One of the biggest obstacles the industry has faced during this recovery period has been lack of airline capacity and competition. Conditions are improving, which is expected to benefit business travellers as the years progress, but the concern remains regarding the lack of available seats on services between Australia and Europe, via the Middle East.
Reported by IATA in August 2023, global Passenger Load Factors (PLF) were at 84.6 per cent, with domestic PLF sat at 83.5 per cent, and international PLF reporting 85.4 per cent.
Domestic PLF across major markets was led by the USA at 84.5 per cent, followed by India (83.9 per cent), Brazil at 83.1 per cent, Japan (82.5 per cent), and Australia at 82.3 per cent. International PLF was led by North America at 87.7 per cent, as the highest performing region compared to the lowest, Africa at 76.2 per cent.
When it comes to accommodation, hotel occupancy levels averaged 68^ per cent per month in 2023. Over the past six months corporate average room rates (ARR) have plateaued, signalling rate stability.
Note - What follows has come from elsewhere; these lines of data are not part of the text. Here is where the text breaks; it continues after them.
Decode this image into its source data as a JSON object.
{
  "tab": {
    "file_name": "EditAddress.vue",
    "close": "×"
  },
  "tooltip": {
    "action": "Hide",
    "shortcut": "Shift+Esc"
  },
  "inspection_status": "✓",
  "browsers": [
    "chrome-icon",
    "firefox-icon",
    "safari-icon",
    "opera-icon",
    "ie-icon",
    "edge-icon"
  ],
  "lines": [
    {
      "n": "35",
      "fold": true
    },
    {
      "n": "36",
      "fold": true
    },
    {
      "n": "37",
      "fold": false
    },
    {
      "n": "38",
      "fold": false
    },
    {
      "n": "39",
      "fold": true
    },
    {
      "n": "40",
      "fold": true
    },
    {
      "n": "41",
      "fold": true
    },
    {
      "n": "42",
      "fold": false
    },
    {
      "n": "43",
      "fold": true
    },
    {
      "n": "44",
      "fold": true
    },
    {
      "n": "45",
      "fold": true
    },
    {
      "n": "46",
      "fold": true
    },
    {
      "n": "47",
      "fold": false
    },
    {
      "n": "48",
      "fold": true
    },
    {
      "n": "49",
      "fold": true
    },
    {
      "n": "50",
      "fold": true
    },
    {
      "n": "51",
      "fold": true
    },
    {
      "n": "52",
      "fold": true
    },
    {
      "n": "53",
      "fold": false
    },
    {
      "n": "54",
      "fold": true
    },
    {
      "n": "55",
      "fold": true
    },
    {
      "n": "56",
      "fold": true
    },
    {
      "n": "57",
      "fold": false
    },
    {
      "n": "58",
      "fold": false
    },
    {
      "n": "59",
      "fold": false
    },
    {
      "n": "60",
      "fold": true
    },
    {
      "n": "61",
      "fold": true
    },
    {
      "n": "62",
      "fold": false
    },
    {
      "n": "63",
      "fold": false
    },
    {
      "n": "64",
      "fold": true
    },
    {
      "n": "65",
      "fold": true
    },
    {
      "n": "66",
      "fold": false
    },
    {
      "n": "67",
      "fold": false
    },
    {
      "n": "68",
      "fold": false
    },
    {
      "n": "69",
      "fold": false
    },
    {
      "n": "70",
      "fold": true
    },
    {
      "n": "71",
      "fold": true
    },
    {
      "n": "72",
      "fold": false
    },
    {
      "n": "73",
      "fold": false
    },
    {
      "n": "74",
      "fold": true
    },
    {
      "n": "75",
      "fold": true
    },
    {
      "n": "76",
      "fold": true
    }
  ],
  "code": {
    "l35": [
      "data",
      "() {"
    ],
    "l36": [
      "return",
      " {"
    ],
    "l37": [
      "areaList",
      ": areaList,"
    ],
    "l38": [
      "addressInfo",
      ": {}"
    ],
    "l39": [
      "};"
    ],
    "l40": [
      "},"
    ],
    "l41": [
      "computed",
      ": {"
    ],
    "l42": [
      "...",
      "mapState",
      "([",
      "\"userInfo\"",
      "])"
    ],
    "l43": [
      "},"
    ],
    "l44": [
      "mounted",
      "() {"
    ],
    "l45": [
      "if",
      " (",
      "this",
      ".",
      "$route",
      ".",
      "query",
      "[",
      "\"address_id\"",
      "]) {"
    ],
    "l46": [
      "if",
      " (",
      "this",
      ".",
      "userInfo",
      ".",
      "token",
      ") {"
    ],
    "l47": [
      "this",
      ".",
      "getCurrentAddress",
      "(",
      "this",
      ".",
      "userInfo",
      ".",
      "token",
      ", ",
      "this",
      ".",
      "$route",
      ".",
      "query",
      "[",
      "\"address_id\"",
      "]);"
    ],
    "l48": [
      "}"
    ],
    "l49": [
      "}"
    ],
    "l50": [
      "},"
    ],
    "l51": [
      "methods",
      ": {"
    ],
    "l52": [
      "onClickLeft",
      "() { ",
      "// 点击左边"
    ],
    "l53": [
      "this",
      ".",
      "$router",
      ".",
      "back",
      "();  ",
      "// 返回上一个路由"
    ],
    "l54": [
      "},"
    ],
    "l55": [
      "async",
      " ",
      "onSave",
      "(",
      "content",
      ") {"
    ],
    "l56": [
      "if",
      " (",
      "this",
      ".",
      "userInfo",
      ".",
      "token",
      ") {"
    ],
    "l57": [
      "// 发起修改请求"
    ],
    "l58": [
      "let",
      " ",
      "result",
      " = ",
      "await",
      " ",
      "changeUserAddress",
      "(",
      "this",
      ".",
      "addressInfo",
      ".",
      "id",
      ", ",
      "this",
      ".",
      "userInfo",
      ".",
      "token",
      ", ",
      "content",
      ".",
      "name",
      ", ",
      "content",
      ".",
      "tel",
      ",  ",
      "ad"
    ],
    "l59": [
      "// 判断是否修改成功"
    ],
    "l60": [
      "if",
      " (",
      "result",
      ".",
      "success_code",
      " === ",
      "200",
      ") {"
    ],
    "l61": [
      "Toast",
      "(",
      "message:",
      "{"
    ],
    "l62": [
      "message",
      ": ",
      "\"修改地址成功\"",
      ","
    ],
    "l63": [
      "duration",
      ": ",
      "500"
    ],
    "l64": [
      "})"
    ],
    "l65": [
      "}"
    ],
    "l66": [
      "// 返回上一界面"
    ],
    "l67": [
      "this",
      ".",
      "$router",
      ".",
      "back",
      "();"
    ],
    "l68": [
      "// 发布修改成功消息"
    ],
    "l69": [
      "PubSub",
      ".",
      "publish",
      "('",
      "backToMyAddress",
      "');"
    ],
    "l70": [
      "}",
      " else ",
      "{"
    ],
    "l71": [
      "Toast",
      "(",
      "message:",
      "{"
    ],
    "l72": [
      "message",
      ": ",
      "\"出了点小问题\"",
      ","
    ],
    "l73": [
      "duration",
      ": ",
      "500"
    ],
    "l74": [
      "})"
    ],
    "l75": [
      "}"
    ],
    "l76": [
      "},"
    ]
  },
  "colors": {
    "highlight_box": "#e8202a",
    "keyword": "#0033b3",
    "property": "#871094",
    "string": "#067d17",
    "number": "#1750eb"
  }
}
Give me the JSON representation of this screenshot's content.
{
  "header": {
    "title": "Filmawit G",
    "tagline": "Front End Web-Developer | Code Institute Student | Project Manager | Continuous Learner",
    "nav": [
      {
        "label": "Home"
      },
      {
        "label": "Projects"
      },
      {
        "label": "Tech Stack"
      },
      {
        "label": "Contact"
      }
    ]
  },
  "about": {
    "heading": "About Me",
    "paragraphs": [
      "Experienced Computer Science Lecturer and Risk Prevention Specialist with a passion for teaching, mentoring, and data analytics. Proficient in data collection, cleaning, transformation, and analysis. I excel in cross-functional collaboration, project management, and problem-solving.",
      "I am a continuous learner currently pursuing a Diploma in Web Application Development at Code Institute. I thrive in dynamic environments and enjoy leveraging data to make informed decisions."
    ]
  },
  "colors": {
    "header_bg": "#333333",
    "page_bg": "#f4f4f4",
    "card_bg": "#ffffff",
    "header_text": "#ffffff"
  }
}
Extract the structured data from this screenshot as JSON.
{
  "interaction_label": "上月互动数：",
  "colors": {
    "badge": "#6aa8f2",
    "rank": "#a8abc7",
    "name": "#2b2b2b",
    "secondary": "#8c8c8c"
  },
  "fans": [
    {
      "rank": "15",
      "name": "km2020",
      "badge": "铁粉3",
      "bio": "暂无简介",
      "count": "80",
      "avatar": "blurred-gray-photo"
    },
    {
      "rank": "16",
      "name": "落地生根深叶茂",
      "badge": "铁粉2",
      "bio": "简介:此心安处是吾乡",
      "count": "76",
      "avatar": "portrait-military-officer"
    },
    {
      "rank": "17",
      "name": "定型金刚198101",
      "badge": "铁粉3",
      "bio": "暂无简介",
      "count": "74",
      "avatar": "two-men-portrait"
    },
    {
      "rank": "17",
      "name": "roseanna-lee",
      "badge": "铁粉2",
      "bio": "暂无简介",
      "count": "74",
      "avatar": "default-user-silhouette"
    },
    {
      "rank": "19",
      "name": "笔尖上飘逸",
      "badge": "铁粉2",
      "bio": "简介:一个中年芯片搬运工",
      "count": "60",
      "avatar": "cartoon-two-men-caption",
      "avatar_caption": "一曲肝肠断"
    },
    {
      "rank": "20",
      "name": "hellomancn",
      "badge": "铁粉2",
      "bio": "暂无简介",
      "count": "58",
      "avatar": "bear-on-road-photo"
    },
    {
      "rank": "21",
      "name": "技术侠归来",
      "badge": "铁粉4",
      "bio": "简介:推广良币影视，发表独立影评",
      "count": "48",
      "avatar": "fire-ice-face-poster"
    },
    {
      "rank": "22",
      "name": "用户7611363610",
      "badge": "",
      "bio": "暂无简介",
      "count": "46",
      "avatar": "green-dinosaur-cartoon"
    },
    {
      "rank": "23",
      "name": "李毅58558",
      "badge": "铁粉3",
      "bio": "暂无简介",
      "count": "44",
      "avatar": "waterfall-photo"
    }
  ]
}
YTD-2023* ARR compared to 2022 in North America was USD$250, Australia/New Zealand USD$160, Europe USD$194, Asia USD$173, Middle East/Africa USD$203, and Latin America USD$128.
In terms of car hire, the overall global average daily rate (ADR) has increased by four per cent YTD**-2023 versus 2022. The ADR forecast is rate increases will stabilise to +2-3 per cent in 2024.
Andy Hegley, Managing Director for FCM UK, Ireland and the Netherlands, commented; “This continuous growth throughout the travel industry is encouraging and something we all counted on. Although Europe’s seat capacity has dipped in the last quarter, I expect that will be a temporary and will soon increase – especially with the recent news of London Stansted Airport receiving planning permission to extend its terminal building.
“In FCM Consulting’s report, they found significant price increases in comparison to the previous quarter and year-on-year; this would be expected to happen when capacity is lowered as the demand is continuing to grow. I actually see this as a positive, an indicator of a bright future for both business and leisure travel.”